Why Lovelace Must Die

Novel: A Forum on Fiction, Fall 2003 by McGirr, Elaine

As we have seen, Richardson follows the Whig propagandistic practice of conflating tyranny and absolutism. Lovelace's character is best defined by what Susan Owen calls "the Whig definition of tyranny." In Restoration Theatre and Crisis, she argues that "[t]yranny is portrayed [by Whigs] not only as the concomitant of depraved lusts ... but also as a political mentality which leads to the alienation of essential human capacities, which destroys the family, and which damages perpetrator as well as victim" (129). The political, sexual, and familial are all intertwined in tyrannical and rakish heroics, just as they are in Lovelace's play. My reading of Lovelace as a composite but consistent character-a Restoration hero-differs markedly from other analyses of his dramatic tendencies. My Lovelace is not Protean, for while he may don new costumes on occasion, his character remains constant.6 Lovelace's character is "fixed," and Richardson, a purist about such matters, ensures that his villain does not, cannot re-create himself. Lovelace cannot transform himself into a husband for he has committed to the part of a tyrant and must suffer a tyrant's fate: Lovelace must die.

II

In the seminal essay "Discourse in the Novel," Mikhail Bakhtin introduces the concept of heteroglossia as a way of ordering the linguistic play and confusion of the English comic novel. He writes, "the primary source of language usage in the comic novel is a highly specific treatment of 'common language.' This 'common language'-usually the average norm of spoken and written language for a given social group-is taken by the author precisely as the common view, as the verbal approach to people and things normal for a given sphere of society, as the going point of view and the going value" (176). For instance, Fielding presents the "common language" of honour and greatness in Jonathan Wild (1743) in order to expose it as "bombast greatness" or heroic excess.

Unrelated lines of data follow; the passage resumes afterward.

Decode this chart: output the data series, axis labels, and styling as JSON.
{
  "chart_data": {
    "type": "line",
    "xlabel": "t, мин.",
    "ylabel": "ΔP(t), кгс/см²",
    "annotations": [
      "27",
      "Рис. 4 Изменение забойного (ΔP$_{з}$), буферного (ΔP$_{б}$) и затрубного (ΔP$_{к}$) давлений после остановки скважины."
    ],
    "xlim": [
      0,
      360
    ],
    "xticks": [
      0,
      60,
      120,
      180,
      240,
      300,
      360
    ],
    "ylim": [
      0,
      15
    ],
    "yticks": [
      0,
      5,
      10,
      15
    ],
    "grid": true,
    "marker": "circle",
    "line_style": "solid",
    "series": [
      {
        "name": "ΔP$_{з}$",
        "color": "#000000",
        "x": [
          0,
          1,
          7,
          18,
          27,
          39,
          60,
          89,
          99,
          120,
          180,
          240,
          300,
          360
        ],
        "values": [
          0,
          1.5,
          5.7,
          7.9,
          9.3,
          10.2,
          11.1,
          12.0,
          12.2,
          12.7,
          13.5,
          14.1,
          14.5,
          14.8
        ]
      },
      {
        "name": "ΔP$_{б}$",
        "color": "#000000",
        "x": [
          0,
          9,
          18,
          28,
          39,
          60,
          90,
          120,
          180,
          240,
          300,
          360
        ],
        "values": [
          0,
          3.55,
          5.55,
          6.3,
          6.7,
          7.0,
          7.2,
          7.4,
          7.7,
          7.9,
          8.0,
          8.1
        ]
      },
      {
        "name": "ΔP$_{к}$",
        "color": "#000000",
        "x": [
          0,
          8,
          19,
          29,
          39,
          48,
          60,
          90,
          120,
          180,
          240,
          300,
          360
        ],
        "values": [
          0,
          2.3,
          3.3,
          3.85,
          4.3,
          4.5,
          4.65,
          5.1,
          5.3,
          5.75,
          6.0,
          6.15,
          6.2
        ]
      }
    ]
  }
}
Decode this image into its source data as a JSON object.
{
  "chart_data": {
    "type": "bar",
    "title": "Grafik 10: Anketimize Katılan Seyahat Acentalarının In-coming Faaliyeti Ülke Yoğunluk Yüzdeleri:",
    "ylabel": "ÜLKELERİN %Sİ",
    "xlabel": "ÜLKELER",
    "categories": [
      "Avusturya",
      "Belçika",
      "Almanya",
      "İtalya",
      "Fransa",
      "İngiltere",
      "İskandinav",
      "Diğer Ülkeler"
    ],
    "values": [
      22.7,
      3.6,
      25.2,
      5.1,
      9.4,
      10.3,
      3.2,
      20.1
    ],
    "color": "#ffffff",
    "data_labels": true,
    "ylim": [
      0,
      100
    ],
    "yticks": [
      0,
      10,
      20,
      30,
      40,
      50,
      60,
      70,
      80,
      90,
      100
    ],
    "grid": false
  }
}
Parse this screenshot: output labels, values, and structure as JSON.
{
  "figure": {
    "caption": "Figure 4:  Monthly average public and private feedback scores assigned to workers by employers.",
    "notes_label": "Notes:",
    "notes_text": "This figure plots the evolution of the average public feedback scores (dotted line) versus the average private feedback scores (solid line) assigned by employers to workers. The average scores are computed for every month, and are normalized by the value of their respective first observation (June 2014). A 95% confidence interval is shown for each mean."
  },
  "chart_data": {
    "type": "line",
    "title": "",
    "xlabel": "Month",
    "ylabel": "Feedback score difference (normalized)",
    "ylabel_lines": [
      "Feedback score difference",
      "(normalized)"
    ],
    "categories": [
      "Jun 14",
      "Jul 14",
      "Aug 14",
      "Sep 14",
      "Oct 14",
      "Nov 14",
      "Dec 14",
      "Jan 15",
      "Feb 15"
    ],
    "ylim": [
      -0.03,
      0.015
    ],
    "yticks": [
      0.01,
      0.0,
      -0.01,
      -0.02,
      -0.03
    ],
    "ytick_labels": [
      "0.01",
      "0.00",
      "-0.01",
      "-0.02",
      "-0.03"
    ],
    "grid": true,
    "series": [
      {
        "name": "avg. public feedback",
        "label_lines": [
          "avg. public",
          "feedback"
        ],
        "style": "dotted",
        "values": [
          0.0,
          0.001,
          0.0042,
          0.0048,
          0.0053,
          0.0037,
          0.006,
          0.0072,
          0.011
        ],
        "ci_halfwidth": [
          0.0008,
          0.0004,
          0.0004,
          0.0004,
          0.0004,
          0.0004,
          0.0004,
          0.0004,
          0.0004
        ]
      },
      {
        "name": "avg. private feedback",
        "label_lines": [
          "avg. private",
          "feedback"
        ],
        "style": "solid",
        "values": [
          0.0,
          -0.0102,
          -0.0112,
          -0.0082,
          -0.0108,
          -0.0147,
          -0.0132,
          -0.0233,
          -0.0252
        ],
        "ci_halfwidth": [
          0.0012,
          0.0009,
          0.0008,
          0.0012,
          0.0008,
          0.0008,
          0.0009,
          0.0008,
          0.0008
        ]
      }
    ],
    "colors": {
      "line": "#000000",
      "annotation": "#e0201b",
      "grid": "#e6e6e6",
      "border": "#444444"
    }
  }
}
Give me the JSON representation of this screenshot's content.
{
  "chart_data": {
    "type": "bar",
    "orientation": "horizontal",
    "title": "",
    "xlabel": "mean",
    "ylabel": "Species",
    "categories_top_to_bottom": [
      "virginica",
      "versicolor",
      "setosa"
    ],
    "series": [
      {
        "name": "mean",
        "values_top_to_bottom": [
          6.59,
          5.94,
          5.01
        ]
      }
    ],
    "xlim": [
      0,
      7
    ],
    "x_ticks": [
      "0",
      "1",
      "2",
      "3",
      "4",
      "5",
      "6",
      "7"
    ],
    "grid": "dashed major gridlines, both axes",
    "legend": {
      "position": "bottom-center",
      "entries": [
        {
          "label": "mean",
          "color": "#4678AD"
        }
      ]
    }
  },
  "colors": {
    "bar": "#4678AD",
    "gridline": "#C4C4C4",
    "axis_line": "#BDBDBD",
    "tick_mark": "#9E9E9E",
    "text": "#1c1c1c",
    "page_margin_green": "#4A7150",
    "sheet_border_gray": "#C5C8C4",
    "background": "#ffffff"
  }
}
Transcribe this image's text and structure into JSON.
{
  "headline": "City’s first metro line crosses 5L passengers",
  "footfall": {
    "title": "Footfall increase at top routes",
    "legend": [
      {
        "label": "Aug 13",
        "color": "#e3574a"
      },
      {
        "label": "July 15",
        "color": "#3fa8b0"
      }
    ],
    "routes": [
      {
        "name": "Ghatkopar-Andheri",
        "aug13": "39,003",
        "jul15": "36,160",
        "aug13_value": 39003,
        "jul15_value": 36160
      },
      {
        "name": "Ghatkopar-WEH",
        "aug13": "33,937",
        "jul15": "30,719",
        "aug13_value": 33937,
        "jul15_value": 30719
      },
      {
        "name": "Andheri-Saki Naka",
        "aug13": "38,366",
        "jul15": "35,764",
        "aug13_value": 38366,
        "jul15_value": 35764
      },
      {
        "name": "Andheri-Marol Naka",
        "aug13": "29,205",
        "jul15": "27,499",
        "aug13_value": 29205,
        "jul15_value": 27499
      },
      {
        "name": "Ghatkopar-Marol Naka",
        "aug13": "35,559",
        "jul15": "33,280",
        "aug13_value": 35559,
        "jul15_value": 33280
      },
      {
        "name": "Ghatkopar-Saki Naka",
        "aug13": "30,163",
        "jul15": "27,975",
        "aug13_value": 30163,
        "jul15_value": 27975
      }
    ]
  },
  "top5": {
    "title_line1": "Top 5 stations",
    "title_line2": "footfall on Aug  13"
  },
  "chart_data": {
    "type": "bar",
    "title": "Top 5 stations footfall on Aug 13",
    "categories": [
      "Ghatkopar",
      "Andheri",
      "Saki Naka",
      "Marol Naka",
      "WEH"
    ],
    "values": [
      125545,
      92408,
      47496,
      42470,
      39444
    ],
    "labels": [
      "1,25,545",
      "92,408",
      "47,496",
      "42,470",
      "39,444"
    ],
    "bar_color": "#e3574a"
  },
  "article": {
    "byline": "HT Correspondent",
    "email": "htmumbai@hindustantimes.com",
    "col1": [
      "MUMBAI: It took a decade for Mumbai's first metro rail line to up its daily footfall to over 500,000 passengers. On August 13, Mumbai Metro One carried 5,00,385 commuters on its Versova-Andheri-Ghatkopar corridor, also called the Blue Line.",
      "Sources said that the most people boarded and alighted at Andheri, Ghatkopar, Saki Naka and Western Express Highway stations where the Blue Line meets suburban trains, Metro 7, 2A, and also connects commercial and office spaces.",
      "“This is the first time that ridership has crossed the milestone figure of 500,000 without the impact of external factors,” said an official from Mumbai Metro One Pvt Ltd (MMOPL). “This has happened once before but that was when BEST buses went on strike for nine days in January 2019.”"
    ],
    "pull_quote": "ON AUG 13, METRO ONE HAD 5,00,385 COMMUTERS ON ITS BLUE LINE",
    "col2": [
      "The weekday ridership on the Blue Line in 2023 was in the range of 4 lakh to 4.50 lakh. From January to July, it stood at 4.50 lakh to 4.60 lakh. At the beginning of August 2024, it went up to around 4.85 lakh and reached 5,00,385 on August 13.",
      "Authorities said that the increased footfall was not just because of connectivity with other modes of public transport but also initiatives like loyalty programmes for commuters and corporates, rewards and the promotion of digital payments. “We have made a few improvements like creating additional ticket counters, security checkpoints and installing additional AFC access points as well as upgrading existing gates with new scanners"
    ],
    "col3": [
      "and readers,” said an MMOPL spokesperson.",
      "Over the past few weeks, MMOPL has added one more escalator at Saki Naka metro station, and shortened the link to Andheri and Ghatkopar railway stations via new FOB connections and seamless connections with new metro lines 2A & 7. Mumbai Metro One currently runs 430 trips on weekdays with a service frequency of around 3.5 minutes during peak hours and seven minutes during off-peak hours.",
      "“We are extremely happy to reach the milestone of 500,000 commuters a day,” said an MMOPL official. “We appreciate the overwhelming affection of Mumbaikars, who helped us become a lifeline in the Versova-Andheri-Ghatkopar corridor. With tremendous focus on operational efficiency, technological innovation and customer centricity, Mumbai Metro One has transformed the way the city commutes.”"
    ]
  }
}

Bakhtin's analysis addresses comic novels, but his model can be applied to tragedies like Clarissa with only slight alteration. Bakhtin argues that only "direct authorial word" can present the "semantic and axiological intentions of the author," that is, the author must enter the text and speak for himself, as Fielding so often does (176). These authorial intrusions create an interpretive norm against which the novel's "common language" should be read: Fielding's satiric asides teach readers how much the "going value" is worth. But Richardson, aside from his "editorial" direction, seeks to be mostly invisible to readers. He denies his own authority and masquerades as the text's editor, a mere compiler of his characters' "authentic" productions. While in revisions of the novel Richardson enters the text more often and more directly in order to dictate his semantic and didactic meaning, these footnotes, asterisks, and italics are meant to draw attention to the value judgments already imbedded in the "languages" of his two protagonists.7 Lovelace, Richardson's rakish villain, speaks the novel's "common language"-here, the familiar tropes of the heroic mode. Clarissa's "novel" language establishes the interpretive norm against which Lovelace's language should be evaluated, for she is Richardson's representative in the text: the purity of her language exposes the hypocrisy, artificiality, and immorality of the hero's language and concomitant deeds.